Déchets nucléaires. Déchets toxiques. Industriels, hospitaliers, pharmaceutiques.
François regarde encore les photos, hébété. Anéanti. À un moment, sur un des clichés, il croise une femme. Une jolie brune, la quarantaine.
— C’est elle la journaliste que tu as tuée ?
François a de la haine dans la voix. Ça déborde jusque dans ses yeux. Un fût de déchets toxiques vient de se déverser dans sa tête, aussi.
— Oui. Elle s’appelait Ilaria.
Cette femme qui a eu le courage avec son assistant d’aller dans ce pays de tous les dangers pour faire connaître au monde l’horreur de ce trafic… François a son assassin à côté de lui. Juste à côté.
Il voyage avec depuis des jours.
Il l’appelle Petit, l’a fait passer pour son fils.
— T’es vraiment qu’un salaud…
Paul garde les yeux baissés.
— T’entends ? T’es qu’un salaud !
— Oui, j’entends.
Davin s’éloigne un peu.
— Comment as-tu pu commettre une chose pareille ? Comment tu as pu faire tout ça ?
— J’avais pas vraiment le choix…
— Si, on a toujours le choix ! hurle Davin. Tu aurais pu te tirer ! De toute façon, ça a changé quoi de l’avoir tuée, hein ? Ils veulent ta peau quand même ! Comment tu as pu assassiner cette femme ?
Paul garde les mâchoires soudées. François, appuyé sur le capot de la voiture, tente de retrouver un semblant de calme.
Jusque-là, il avait essayé. Essayé de se persuader que les victimes étaient des pourris, des truands, des rivaux.
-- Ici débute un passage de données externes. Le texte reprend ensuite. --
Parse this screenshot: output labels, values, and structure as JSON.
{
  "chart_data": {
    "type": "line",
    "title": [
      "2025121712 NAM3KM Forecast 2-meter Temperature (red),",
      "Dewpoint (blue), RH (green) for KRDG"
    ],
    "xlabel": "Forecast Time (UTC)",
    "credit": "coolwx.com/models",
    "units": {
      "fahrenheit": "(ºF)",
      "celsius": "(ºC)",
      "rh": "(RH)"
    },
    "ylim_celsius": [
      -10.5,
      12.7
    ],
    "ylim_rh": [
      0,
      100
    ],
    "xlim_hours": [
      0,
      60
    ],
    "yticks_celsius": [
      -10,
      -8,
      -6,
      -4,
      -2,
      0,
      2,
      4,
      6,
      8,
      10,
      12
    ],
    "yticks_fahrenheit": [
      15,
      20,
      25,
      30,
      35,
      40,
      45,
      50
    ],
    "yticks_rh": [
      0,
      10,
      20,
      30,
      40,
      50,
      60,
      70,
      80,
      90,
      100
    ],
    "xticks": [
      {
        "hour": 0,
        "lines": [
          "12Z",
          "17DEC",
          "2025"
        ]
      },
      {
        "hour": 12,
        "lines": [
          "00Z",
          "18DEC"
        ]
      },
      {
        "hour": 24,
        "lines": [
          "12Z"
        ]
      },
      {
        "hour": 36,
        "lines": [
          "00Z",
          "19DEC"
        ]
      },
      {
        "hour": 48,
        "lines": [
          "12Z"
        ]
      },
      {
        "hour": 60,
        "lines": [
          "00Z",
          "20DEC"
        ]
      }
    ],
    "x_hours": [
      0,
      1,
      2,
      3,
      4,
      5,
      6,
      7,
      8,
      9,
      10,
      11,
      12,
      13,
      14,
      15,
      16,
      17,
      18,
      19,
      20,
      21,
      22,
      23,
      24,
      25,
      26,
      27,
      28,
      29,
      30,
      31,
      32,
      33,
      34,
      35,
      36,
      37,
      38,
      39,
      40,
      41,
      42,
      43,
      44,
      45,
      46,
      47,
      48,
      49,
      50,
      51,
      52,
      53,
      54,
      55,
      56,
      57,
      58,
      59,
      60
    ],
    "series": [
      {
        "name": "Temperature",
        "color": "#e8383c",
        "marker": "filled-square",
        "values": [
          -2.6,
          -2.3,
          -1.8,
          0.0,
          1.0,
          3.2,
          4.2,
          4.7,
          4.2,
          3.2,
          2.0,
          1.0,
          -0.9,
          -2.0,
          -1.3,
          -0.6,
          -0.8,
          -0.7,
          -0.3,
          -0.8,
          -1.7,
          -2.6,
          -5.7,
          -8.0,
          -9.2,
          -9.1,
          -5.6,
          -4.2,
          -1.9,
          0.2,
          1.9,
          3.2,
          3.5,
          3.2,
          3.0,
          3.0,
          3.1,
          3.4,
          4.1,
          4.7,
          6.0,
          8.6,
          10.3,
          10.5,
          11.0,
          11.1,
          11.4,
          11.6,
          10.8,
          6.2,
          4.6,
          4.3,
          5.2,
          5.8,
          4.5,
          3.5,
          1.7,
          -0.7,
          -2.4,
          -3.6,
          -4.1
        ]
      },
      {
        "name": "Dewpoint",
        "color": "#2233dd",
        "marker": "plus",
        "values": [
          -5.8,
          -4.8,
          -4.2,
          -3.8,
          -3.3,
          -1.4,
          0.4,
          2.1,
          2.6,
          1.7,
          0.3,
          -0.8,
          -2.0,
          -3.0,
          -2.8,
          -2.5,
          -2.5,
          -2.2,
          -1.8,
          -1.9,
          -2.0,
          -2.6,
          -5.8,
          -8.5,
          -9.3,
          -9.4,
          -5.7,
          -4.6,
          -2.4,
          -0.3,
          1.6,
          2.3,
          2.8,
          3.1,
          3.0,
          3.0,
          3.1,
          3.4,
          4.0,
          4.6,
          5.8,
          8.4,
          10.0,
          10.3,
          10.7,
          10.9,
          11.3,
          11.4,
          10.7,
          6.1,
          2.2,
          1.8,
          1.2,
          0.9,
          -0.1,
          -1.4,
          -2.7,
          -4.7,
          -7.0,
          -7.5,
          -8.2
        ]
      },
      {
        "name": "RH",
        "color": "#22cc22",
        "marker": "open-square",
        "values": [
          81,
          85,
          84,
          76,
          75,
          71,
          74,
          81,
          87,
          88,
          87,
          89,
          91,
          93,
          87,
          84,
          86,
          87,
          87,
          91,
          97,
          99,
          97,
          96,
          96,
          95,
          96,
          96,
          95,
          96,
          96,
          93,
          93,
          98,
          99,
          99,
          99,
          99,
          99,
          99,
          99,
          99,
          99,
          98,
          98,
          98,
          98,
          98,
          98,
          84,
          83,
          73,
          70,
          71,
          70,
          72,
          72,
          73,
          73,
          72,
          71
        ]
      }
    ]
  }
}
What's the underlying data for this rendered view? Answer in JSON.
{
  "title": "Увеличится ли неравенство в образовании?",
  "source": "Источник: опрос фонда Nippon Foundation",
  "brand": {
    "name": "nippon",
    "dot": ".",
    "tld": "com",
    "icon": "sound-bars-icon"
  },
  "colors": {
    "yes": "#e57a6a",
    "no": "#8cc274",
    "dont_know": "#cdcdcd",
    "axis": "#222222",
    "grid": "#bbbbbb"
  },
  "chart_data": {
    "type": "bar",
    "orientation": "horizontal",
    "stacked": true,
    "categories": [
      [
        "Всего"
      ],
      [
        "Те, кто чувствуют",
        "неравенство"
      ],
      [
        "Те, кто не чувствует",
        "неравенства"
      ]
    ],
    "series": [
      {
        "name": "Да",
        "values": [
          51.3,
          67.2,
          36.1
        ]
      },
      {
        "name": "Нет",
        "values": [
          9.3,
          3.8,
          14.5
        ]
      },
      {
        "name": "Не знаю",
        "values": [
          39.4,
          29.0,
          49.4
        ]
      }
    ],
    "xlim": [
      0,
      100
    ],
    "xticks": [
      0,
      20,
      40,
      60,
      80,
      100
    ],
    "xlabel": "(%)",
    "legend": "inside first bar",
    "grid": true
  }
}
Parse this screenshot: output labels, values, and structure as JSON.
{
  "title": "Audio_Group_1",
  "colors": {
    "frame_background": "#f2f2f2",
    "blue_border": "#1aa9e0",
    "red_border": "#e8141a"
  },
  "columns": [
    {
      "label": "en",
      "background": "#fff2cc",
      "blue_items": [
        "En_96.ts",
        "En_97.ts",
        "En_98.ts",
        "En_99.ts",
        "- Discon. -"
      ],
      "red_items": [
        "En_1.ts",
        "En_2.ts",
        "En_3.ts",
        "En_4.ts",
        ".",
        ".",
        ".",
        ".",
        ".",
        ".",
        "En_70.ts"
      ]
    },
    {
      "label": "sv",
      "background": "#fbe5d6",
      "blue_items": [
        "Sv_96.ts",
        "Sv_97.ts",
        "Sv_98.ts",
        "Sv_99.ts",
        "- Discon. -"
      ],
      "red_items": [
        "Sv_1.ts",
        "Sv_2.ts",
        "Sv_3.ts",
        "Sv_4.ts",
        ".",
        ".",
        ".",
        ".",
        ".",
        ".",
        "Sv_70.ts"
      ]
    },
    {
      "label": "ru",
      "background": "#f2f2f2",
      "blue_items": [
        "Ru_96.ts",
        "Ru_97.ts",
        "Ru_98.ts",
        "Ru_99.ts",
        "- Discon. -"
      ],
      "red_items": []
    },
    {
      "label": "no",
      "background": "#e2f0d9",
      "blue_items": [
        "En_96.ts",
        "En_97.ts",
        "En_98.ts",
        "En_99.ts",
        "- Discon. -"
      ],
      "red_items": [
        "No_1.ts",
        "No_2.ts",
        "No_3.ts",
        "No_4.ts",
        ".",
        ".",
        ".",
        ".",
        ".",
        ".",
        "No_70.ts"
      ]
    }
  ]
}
Mais cette femme…
— C’était horrible, confesse soudain Paul. Ça m’a jamais fait aussi mal… J’ai cru que j’y arriverais pas.
— Ah ouais ? Mais tu y es arrivé ! Ça ne t’a pas posé de problème !
— Ne dis pas ça…
— Tu l’as tuée comment ?
— Une balle dans la tête.
François recommence à tourner en rond. Il shoote dans les cailloux. Ça roule, dans sa tête. Ça tangue. Ça chavire.
Il a besoin de vomir toute la merde qu’il vient d’ingurgiter de force.
— T’es qu’une petite ordure ! De la pire espèce…
Les yeux du gamin brillent avec le soleil. Mais ce ne sont même pas des larmes. Il prend une cigarette, pour se donner le courage d’affronter son ami, tribunal à lui tout seul. Et continuer à se confier. À plaider coupable.
— Elle ressemblait à ma mère. Je revois tout le temps son visage… J’arrive pas à l’effacer.
— J’espère qu’elle te hantera jusqu’à la fin de tes jours ! assène François.
— T’en fais pas, je risque pas de l’oublier.
— Tu crois que tu vas m’attendrir, avec tes belles paroles, petit enfoiré ? Heureusement qu’elle est morte, ta mère ! Parce que si elle te voyait… Si elle voyait ce que tu es devenu…
Paul encaisse. Mais il vacille. Ses yeux brillent de plus en plus. Alors il baisse la tête.